D’autres préfèrent ne pas prendre le risque : « Nos fournisseurs ont monté de 30% leurs prix. Mais on répercute sur nos marges, on ne peut pas se permettre de monter les tarifs, sinon les gens n’achèteront pas » explique Alice Doury, productrice de champagne dans la Marne.
Quelle que soit la stratégie adoptée, tous comptent sur Noël pour vendre leurs produits et compenser un peu cette année difficile. « La période de novembre à décembre représente 80% des ventes de foie gras du côté des consommateurs » rappelle Marie-Pierre Pé. Pour le champagne, la fin d’année représente 30 à 50% des ventes.
Un début encourageant
Et pour le moment, malgré l’inflation, les consommateurs semblent être au rendez-vous. « La demande est anticipée par rapport aux autres années, elle est étalée entre novembre et décembre, constate Marie-Pierre Pé. D’habitude les gens attendent la dernière quinzaine de décembre pour faire leurs achats. Là ils suivent notre recommandation de ne pas attendre le dernier moment. » Serge Beaumont, de chez Dom Petroff affirme également que malgré la hausse des prix la clientèle reste fidèle : « Les gens connaissent les produits et acceptent de mettre le prix. »
Le sondage de CSA Research « Budget, stratégies financières et bons plans des Français pour Noël », datant du 21 novembre, montre « que le repas reste le poste de dépenses le plus préservé par les Français pour Noël ». Cette année, ils y consacreront en moyenne 127 euros, soit 10 euros de plus qu’en 2021.

Des chiffres quelques peu étonnants, lorsqu’on sait qu’en novembre l’inflation des produits alimentaires a atteint 12,2%, selon l’INSEE. « Là où l’inflation a le plus fort impact, c’est sur la consommation alimentaire » note Véronique Riches-Flores, économiste spécialiste en prospective économique et financière. En un an, le panier moyen des Français s’est réduit de 7,5 % d’après l’INSEE.
Écarts de niveau de vie = écarts de consommation
Alors pourquoi les produits de Noël seraient épargnés ? « Je pense que les Français vont quand même vouloir se faire plaisir et s’offrir une parenthèse festive. Le foie gras est une valeur incontournable » avance Marie-Pierre Pé.

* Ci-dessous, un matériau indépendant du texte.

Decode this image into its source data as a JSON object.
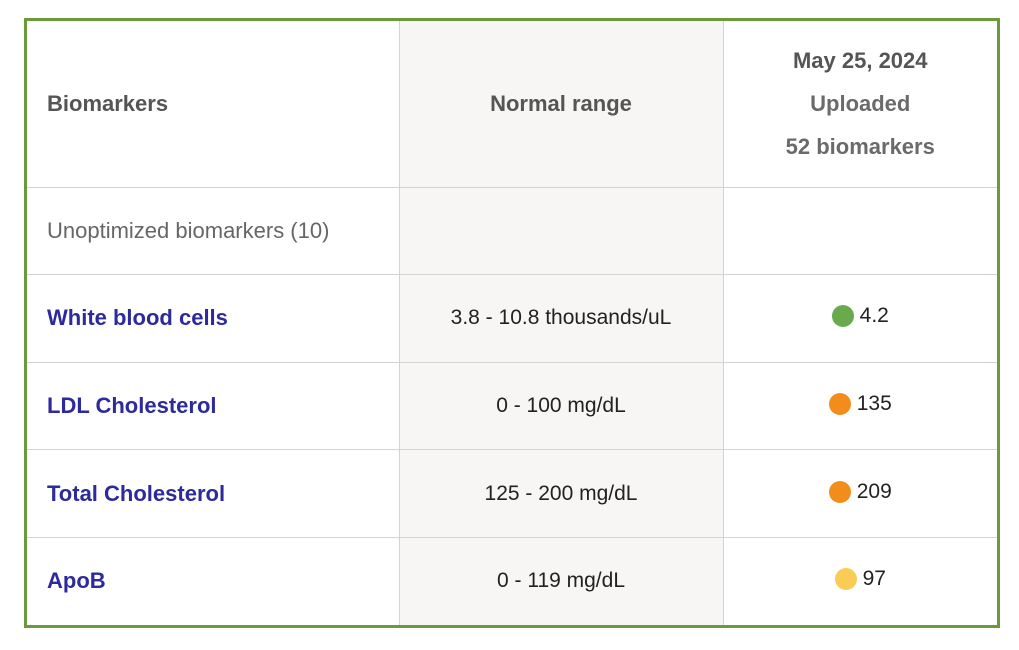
{
  "table": {
    "headers": {
      "biomarkers": "Biomarkers",
      "normal_range": "Normal range",
      "date": "May 25, 2024",
      "status": "Uploaded",
      "count": "52 biomarkers"
    },
    "section_label": "Unoptimized biomarkers (10)",
    "rows": [
      {
        "name": "White blood cells",
        "range": "3.8 - 10.8 thousands/uL",
        "value": "4.2",
        "status": "normal",
        "dot_color": "#6aaa4f"
      },
      {
        "name": "LDL Cholesterol",
        "range": "0 - 100 mg/dL",
        "value": "135",
        "status": "out-of-range",
        "dot_color": "#f28c1a"
      },
      {
        "name": "Total Cholesterol",
        "range": "125 - 200 mg/dL",
        "value": "209",
        "status": "out-of-range",
        "dot_color": "#f28c1a"
      },
      {
        "name": "ApoB",
        "range": "0 - 119 mg/dL",
        "value": "97",
        "status": "borderline",
        "dot_color": "#f9cd55"
      }
    ]
  },
  "colors": {
    "frame_border": "#6b9a3a",
    "link": "#2d2a9c",
    "range_column_bg": "#f7f6f4"
  }
}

Beaucoup de producteurs comptent en effet sur un effet « post-covid » qui boosterait la consommation, après deux années de fêtes sous restrictions sanitaires. « Les regroupements familiaux, qui n’ont pas pu se faire pendant deux ans, vont sûrement stimuler la consommation. » suppose l’économiste.
« Ce ne sont pas les classes aux revenus modestes qui font le gros du marché des produits de luxe »
Véronique Riches-Flores, économiste.
Mais elle nuance toutefois. « On remarque surtout que ce sont les populations les plus démunies qui prennent de plein fouet la hausse des prix, et qui contrôlent leur consommation. Or on parle ici de champagne, de foie gras, qui sont plutôt des produits de luxe. Ce ne sont pas les classes aux revenus modestes qui font le gros du marché de ce produits. » L’économiste observe effectivement que les classes moyennes et aisées, davantage consommatrices de types de mets, conservent un « confort de vie » malgré la hausse des prix. Il est donc probable qu’une baisse de consommation s’observe sur les produits de grandes surfaces, et moins sur les produits de producteurs plus « haut de gamme » .
Ces prévisions plutôt encourageantes sur la consommation de fêtes ne suffisent toutefois pas à rassurer complètement les producteurs, qui redoutent déjà les prochains mois. « La situation reste très tendue. Les aides promises par le gouvernement sont absolument nécessaires aux éleveurs » insiste Marie-Pierre Pé.